No, I was not alive during the civil rights movement of the 1960s, yet the stories of battles over segregated bathrooms was certainly top of mind when this current debate began to rage.
Really, once you have that moment of, "Ohhhh, yeah! Right!" — I feel like this whole thing should be a closed book.
Clearly it isn't, but just needed to throw that in there.
3. "I don't care what transgender people do as long as they leave me out of it. I don't want to have to hear about what they do."
Transgender people are not running through the streets or posting on social media about their desire to use the gender appropriate bathroom for themselves because they just feel like you should know about it.
This issue has come to the media's attention because others are trying to enforce that they NOT be allowed to do so, thereby violating their civil rights.
You may not have known about the case mentioned in above. I didn't. That's because the family did not litigate out of a desire out to brag about their lifestyle. They simply wanted the freedom to use restrooms safely and comfortably, as we all do.
The issue is growing increasingly louder because of the the more recent legislation proposed (in South Carolina and in several other states), passed into law (in North Carolina) and failed but likely to resurface (in Tennessee and Virgina), as well as because of the abhorrent boycott against Target, who openly said: "We believe that everyone — every team member, every guest, and every community — deserves to be protected from discrimination, and treated equally. Consistent with this belief, Target supports the Federal Equality Act, which provides protections to LGBT individuals, and opposes action that enables discrimination."
One of the favorite behaviors of any abuser is to silence their victim. "Sit still and don't complain while I do what I am going to do to you anyway."
You have every right to feel what you feel, but it is unconscionable to ask people to stay silent in the face of discrimination.
4. "I feel for them and I understand they may be inconvenienced, but I am worried that innocent children will be harmed if they are allowed to use any bathroom they want."
Laws enforcing non-discrimination against transgender men and women as regards bathrooms have already been in effect in many states for years now.

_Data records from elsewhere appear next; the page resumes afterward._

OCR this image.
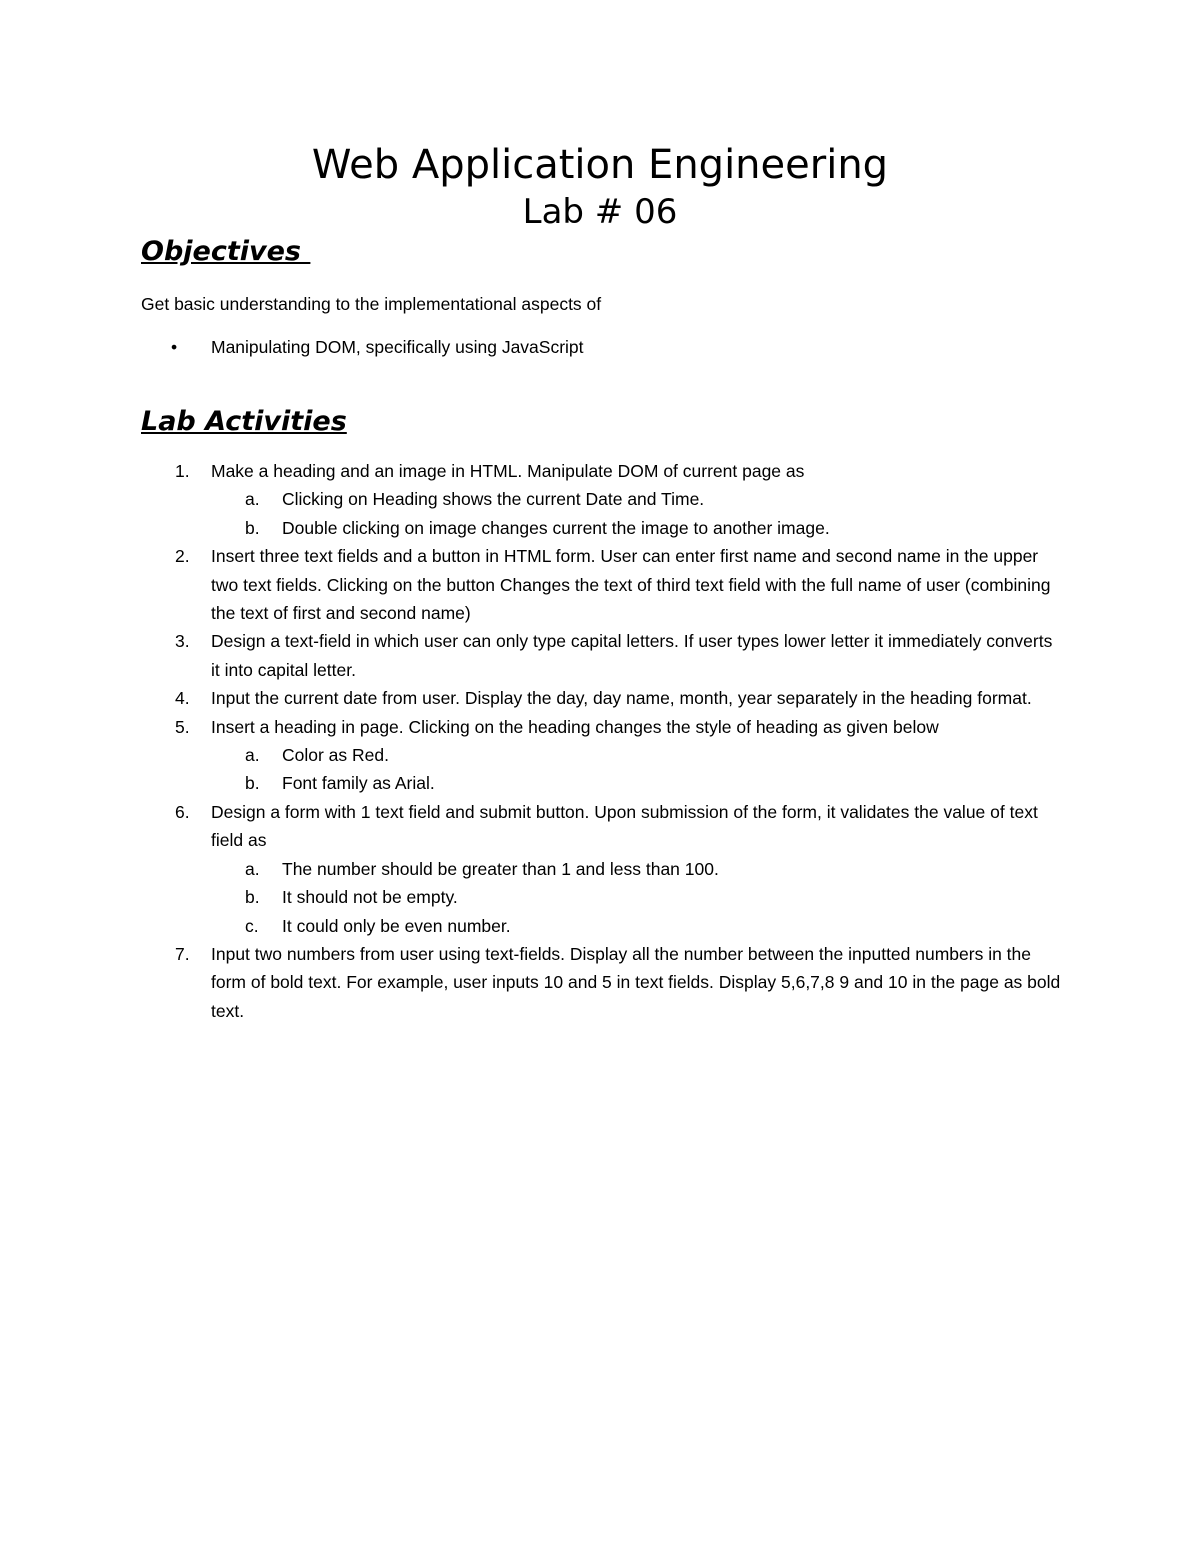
Web Application Engineering
Lab # 06
Objectives

Get basic understanding to the implementational aspects of

• Manipulating DOM, specifically using JavaScript
Lab Activities
1. Make a heading and an image in HTML. Manipulate DOM of current page as
a. Clicking on Heading shows the current Date and Time.
b. Double clicking on image changes current the image to another image.
2. Insert three text fields and a button in HTML form. User can enter first name and second name in the upper two text fields. Clicking on the button Changes the text of third text field with the full name of user (combining the text of first and second name)
3. Design a text-field in which user can only type capital letters. If user types lower letter it immediately converts it into capital letter.
4. Input the current date from user. Display the day, day name, month, year separately in the heading format.
5. Insert a heading in page. Clicking on the heading changes the style of heading as given below
a. Color as Red.
b. Font family as Arial.
6. Design a form with 1 text field and submit button. Upon submission of the form, it validates the value of text field as
a. The number should be greater than 1 and less than 100.
b. It should not be empty.
c. It could only be even number.
7. Input two numbers from user using text-fields. Display all the number between the inputted numbers in the form of bold text. For example, user inputs 10 and 5 in text fields. Display 5,6,7,8 9 and 10 in the page as bold text.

None of these states have reported an increase in violence against children in restrooms, nor an insurgence of pedophiles disguising themselves as transgender women to gain access to and assault children.

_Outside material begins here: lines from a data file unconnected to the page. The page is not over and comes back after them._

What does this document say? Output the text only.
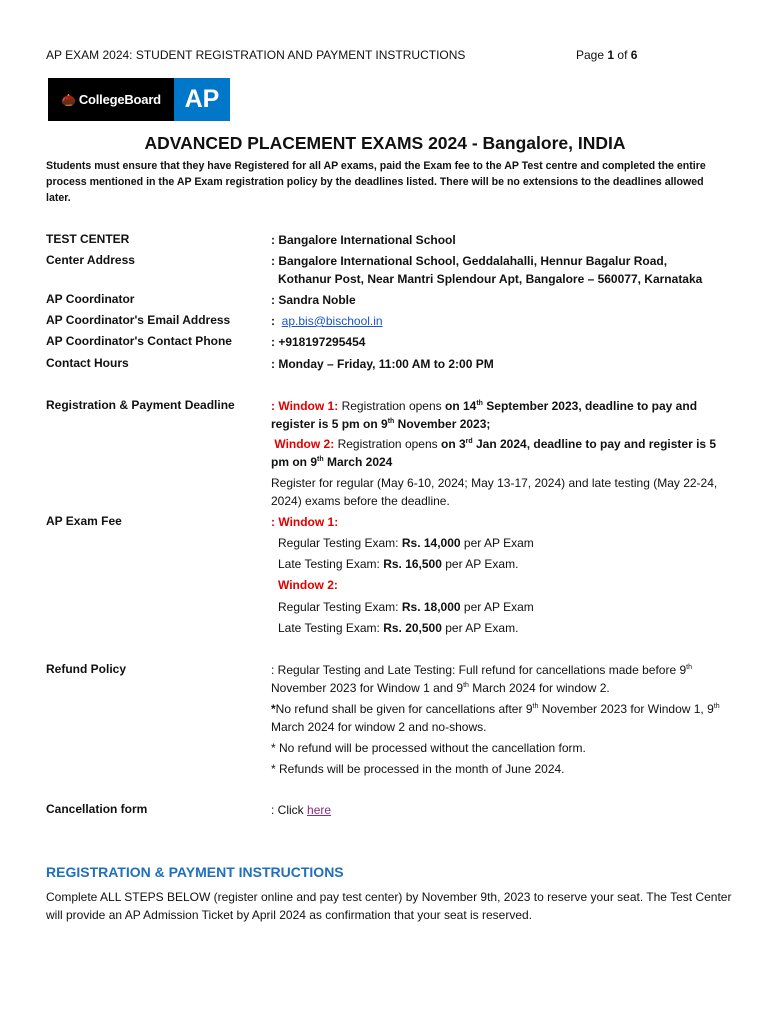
AP EXAM 2024: STUDENT REGISTRATION AND PAYMENT INSTRUCTIONS	Page 1 of 6
🌰 CollegeBoard AP
ADVANCED PLACEMENT EXAMS 2024 - Bangalore, INDIA
Students must ensure that they have Registered for all AP exams, paid the Exam fee to the AP Test centre and completed the entire process mentioned in the AP Exam registration policy by the deadlines listed. There will be no extensions to the deadlines allowed later.
TEST CENTER	: Bangalore International School
Center Address	: Bangalore International School, Geddalahalli, Hennur Bagalur Road,
Kothanur Post, Near Mantri Splendour Apt, Bangalore – 560077, Karnataka
AP Coordinator	: Sandra Noble
AP Coordinator's Email Address	: ap.bis@bischool.in
AP Coordinator's Contact Phone	: +918197295454
Contact Hours	: Monday – Friday, 11:00 AM to 2:00 PM
Registration & Payment Deadline	: Window 1: Registration opens on 14th September 2023, deadline to pay and register is 5 pm on 9th November 2023;
Window 2: Registration opens on 3rd Jan 2024, deadline to pay and register is 5 pm on 9th March 2024
Register for regular (May 6-10, 2024; May 13-17, 2024) and late testing (May 22-24, 2024) exams before the deadline.
AP Exam Fee	: Window 1:
Regular Testing Exam: Rs. 14,000 per AP Exam
Late Testing Exam: Rs. 16,500 per AP Exam.
Window 2:
Regular Testing Exam: Rs. 18,000 per AP Exam
Late Testing Exam: Rs. 20,500 per AP Exam.
Refund Policy	: Regular Testing and Late Testing: Full refund for cancellations made before 9th November 2023 for Window 1 and 9th March 2024 for window 2.
*No refund shall be given for cancellations after 9th November 2023 for Window 1, 9th March 2024 for window 2 and no-shows.
* No refund will be processed without the cancellation form.
* Refunds will be processed in the month of June 2024.
Cancellation form	: Click here
REGISTRATION & PAYMENT INSTRUCTIONS
Complete ALL STEPS BELOW (register online and pay test center) by November 9th, 2023 to reserve your seat. The Test Center will provide an AP Admission Ticket by April 2024 as confirmation that your seat is reserved.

Hopefully that will provide you with some comfort if you were concerned.
Unfortunately, transgender people continue to face a uniquely high degree of harassment across the board. According to Lambda Legal, "53% of 6,450 transgender people reported being harassed or disrespected in a place of public accommodation in a recent survey conducted by the National Center for Transgender Equality and the National Gay and Lesbian Task Force."

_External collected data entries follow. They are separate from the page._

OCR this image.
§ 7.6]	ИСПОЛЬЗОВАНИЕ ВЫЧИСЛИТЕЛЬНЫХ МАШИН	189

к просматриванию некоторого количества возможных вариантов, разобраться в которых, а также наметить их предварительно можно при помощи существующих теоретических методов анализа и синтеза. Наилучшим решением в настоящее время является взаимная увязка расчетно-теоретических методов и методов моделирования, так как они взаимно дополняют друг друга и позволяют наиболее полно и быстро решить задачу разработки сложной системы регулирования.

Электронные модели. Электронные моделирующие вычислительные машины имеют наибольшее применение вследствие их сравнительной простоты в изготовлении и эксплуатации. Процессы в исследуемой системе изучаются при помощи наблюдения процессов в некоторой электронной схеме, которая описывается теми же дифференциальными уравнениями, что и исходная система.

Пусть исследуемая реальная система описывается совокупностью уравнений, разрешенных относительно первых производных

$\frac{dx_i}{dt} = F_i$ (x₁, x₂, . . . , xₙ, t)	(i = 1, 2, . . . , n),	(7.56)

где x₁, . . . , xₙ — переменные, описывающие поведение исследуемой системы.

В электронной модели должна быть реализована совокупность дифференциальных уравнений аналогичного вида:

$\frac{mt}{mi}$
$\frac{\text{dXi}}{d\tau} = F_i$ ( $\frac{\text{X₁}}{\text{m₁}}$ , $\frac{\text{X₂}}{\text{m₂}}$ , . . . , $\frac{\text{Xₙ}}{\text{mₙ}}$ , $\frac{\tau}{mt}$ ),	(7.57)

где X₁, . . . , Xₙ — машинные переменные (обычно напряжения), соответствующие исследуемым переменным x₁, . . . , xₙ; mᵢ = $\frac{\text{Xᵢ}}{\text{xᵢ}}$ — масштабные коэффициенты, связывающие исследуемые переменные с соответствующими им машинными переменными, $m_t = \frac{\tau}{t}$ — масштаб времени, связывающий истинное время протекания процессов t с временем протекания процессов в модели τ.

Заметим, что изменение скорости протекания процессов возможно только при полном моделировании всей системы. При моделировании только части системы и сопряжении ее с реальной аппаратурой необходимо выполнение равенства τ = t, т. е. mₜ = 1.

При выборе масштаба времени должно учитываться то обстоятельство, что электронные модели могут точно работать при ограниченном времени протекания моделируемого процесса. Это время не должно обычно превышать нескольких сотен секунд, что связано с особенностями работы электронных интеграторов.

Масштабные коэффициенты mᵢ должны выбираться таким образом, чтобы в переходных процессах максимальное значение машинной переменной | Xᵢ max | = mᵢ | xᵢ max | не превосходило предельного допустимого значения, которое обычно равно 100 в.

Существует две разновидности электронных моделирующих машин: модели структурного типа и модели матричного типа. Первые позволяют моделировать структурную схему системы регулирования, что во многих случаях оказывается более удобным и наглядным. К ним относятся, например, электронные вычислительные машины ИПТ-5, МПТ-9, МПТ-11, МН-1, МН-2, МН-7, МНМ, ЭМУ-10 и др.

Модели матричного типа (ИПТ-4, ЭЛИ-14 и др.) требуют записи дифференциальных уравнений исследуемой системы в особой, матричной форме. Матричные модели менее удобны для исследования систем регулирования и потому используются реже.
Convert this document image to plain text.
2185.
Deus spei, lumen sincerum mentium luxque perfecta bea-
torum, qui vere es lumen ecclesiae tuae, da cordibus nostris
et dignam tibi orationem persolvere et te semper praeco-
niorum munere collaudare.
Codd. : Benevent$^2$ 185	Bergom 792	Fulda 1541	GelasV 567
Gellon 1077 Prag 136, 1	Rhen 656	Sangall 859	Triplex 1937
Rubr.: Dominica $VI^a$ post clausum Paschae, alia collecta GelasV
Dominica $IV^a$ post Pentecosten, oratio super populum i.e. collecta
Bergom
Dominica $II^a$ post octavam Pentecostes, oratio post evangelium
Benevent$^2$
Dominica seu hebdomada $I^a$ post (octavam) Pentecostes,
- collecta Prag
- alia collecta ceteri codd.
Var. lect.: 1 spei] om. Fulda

5. "Just let everybody pee wherever they want to do. Why do we have to debate this? Just make every bathroom everywhere unisex and be done."
It's a lovely idea. Sure. But there are serious financial and logistical complications that would accompany a mass restructuring of all bathroom facilities in the United States into unisex appropriate conditions. I cannot begin to fathom the cost, the nightmare of management and enforcement, the layers of red tape and paperwork within OSHA, or whatever other mighty mountains would need to move to make this work.
Does that truly seem easier than allowing someone to simply use the bathroom of the gender with which they identify, as opposed to of the gender listed on their impossible-to-change birth certificate?
I say this in all sincerity: I can understand if the idea of transgender people makes you feel uncomfortable.
I personally do not believe that feeling uncomfortable with something you haven't been exposed to makes you a bad person.
What none of us are allowed to do is to discriminate against others based on our feelings of discomfort or fear.
If you want to feel safe about this, read up on the facts. It can be scary to face a belief you've held that was wrong.
But things becomes a whole lot less scary once you do.